The last few weeks have rocked my world in an I-don’t-know-if-I’m-coming-or-going kind of way.
I’ve been working a lot more than usual, we’ve had house guests for a week, and one of our boys moved out a couple of days ago — the first to officially leave the nest. I’m proud and excited for him, but a bit melancholy about seeing him go. I knew the day was coming but I don’t know if you are ever really ready, no matter how much you try to prepare. The other two boys won’t be far behind him so I’m bracing for an empty nest. Empty *gasp* nest. I don’t know how I feel about that.
Feeling out of sorts, I’m noticing everything else is a little off-kilter. My new design (in progress in the photo) is ten days behind schedule. My house needs attention. I’ve been doing a showdown with a hamper-full of laundry. The lawn desperately needs to be watered. And dinner tonight was cheese and crackers. Seriously.

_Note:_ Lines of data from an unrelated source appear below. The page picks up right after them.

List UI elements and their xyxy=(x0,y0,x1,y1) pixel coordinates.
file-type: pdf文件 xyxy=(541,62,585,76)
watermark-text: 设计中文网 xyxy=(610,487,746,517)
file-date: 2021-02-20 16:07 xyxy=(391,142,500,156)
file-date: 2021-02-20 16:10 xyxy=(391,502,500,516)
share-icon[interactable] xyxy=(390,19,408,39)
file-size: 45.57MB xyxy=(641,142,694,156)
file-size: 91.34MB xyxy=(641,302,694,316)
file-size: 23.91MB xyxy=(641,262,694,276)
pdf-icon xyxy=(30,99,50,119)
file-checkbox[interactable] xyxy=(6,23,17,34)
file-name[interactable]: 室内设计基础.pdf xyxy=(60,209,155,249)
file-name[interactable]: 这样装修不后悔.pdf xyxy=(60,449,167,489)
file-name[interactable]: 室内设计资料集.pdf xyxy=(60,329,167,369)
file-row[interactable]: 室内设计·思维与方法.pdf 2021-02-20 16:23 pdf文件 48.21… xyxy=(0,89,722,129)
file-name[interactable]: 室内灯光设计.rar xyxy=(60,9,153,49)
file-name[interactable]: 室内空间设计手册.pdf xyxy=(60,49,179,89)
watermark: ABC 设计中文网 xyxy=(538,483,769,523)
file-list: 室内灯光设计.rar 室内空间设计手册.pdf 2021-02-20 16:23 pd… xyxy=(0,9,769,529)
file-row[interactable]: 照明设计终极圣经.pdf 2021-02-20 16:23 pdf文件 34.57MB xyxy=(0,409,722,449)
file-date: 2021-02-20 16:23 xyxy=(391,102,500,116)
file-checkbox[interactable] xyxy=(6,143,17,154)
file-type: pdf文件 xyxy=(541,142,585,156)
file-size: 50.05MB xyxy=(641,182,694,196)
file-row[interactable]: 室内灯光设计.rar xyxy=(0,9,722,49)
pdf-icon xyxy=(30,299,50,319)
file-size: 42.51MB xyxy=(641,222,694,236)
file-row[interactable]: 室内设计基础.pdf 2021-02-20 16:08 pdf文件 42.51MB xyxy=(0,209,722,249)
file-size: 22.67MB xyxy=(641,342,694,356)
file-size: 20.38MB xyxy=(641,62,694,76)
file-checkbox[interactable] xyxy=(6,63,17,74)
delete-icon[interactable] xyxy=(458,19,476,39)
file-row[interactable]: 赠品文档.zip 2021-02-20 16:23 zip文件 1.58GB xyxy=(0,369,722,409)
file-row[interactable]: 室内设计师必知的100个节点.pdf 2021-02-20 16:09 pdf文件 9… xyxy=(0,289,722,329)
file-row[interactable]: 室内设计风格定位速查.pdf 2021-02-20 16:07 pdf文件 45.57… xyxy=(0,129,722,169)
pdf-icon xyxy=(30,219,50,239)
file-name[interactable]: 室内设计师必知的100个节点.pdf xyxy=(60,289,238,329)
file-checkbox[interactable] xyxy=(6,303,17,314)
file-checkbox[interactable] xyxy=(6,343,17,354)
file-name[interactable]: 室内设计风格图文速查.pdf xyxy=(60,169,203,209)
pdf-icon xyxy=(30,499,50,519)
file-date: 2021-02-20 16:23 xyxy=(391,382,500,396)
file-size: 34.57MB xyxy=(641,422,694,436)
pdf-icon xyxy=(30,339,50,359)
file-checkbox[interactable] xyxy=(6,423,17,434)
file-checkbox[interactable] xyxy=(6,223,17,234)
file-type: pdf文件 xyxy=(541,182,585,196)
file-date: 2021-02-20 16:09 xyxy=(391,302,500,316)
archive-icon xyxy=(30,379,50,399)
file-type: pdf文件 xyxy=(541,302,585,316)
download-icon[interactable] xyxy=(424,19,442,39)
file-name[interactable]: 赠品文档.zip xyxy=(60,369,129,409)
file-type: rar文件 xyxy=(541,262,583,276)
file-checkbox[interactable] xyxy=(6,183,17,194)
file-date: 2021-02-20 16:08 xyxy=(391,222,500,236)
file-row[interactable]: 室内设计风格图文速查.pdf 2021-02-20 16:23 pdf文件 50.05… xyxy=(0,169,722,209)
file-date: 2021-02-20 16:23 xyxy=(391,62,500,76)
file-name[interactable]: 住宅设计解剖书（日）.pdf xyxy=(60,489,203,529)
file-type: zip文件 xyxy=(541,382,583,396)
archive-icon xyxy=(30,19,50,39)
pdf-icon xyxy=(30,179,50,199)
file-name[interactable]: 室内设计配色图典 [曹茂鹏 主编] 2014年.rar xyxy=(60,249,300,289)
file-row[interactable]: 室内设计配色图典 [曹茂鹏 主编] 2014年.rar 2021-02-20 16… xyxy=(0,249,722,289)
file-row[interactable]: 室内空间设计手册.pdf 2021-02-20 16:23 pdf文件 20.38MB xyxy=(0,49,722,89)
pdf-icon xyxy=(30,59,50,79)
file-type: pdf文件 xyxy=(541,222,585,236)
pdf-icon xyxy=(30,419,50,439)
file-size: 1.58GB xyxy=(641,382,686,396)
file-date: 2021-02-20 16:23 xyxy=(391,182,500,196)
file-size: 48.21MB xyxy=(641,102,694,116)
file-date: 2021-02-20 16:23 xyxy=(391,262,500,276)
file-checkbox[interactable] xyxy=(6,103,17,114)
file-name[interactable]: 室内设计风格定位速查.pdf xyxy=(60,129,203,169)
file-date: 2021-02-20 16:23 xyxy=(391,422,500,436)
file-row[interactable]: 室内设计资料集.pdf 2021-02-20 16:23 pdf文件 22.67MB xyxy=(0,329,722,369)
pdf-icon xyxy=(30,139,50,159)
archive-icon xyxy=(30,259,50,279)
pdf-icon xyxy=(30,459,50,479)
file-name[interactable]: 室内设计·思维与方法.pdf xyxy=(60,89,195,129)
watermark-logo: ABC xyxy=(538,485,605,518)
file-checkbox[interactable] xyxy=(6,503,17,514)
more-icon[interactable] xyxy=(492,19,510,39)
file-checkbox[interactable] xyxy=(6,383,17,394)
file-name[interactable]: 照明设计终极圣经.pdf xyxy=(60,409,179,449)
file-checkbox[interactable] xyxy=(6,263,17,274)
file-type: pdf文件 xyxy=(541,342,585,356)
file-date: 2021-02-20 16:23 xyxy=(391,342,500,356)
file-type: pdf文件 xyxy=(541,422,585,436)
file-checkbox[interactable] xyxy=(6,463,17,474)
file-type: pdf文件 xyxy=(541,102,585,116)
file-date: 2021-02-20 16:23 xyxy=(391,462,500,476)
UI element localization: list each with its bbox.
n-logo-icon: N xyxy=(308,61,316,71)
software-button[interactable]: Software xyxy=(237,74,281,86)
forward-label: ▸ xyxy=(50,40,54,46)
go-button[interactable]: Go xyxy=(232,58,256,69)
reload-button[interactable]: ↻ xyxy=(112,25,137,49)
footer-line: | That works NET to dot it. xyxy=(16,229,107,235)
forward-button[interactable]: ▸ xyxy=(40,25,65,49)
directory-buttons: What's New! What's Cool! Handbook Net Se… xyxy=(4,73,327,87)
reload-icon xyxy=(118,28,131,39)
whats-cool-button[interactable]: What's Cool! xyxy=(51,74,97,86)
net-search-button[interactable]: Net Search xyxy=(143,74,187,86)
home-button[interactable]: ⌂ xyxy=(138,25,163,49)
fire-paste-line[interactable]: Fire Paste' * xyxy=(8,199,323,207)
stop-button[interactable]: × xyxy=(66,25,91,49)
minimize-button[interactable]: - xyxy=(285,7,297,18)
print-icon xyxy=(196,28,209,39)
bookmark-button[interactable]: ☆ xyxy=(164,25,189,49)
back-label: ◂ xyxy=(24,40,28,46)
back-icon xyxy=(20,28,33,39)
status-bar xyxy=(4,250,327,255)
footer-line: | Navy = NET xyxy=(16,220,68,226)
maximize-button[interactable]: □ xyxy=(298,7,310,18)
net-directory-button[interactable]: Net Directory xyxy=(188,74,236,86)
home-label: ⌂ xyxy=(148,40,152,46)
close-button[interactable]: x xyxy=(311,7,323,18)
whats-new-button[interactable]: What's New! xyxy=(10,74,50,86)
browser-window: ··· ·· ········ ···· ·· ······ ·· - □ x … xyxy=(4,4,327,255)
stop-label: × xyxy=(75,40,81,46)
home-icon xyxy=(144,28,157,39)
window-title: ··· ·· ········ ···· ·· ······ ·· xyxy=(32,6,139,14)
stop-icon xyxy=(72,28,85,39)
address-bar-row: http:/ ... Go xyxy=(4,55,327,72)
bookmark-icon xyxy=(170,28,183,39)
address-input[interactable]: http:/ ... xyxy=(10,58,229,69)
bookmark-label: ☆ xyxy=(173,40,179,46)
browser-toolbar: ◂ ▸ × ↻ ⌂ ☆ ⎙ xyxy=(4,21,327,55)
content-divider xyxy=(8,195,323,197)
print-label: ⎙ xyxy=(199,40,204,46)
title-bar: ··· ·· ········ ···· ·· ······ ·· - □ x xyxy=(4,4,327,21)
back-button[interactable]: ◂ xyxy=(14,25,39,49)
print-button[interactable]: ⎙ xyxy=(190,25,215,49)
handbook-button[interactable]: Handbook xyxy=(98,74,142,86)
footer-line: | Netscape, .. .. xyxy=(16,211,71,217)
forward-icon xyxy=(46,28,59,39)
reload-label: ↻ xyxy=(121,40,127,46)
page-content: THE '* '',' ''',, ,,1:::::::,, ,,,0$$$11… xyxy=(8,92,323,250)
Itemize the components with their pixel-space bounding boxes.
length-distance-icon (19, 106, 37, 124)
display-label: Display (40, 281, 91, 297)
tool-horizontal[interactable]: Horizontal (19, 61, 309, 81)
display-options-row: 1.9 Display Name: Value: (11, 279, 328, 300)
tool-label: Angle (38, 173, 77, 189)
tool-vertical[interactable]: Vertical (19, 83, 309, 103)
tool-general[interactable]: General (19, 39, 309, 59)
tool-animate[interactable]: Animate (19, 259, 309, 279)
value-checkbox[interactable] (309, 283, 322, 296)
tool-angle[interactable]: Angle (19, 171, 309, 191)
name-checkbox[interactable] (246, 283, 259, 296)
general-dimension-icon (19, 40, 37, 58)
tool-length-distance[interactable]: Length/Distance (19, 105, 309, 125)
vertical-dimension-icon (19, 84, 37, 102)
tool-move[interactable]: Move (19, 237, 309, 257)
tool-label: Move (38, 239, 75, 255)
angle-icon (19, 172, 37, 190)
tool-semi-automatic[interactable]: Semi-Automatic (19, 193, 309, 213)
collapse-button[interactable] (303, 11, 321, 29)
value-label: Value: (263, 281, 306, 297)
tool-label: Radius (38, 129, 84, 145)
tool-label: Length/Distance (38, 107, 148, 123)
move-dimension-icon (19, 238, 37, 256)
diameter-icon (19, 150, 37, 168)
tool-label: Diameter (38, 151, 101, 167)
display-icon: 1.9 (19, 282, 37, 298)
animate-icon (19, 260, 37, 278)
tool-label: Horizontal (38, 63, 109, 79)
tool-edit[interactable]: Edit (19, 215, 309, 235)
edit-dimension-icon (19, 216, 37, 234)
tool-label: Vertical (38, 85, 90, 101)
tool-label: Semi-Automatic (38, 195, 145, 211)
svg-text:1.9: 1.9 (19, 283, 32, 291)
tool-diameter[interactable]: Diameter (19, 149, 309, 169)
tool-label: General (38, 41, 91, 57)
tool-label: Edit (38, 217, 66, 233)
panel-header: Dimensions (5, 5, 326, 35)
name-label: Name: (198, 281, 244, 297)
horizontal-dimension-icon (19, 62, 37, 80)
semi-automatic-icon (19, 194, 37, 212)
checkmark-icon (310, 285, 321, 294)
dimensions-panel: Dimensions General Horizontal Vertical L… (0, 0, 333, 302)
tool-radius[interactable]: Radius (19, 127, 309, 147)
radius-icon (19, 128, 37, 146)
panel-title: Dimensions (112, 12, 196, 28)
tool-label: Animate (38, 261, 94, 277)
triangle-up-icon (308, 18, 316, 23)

But I’m reminded that chaos is a gift; it means we’re alive. Events of the last week have been tough in Oregon, and I can’t help but think how fortunate I am to be able to worry about silly things like whether or not I’ve watered the lawn or whether my knitting is on schedule, and remember what a privilege it is to see our boys grow up and embrace new chapters in their lives. It’s a luxury to have such worries.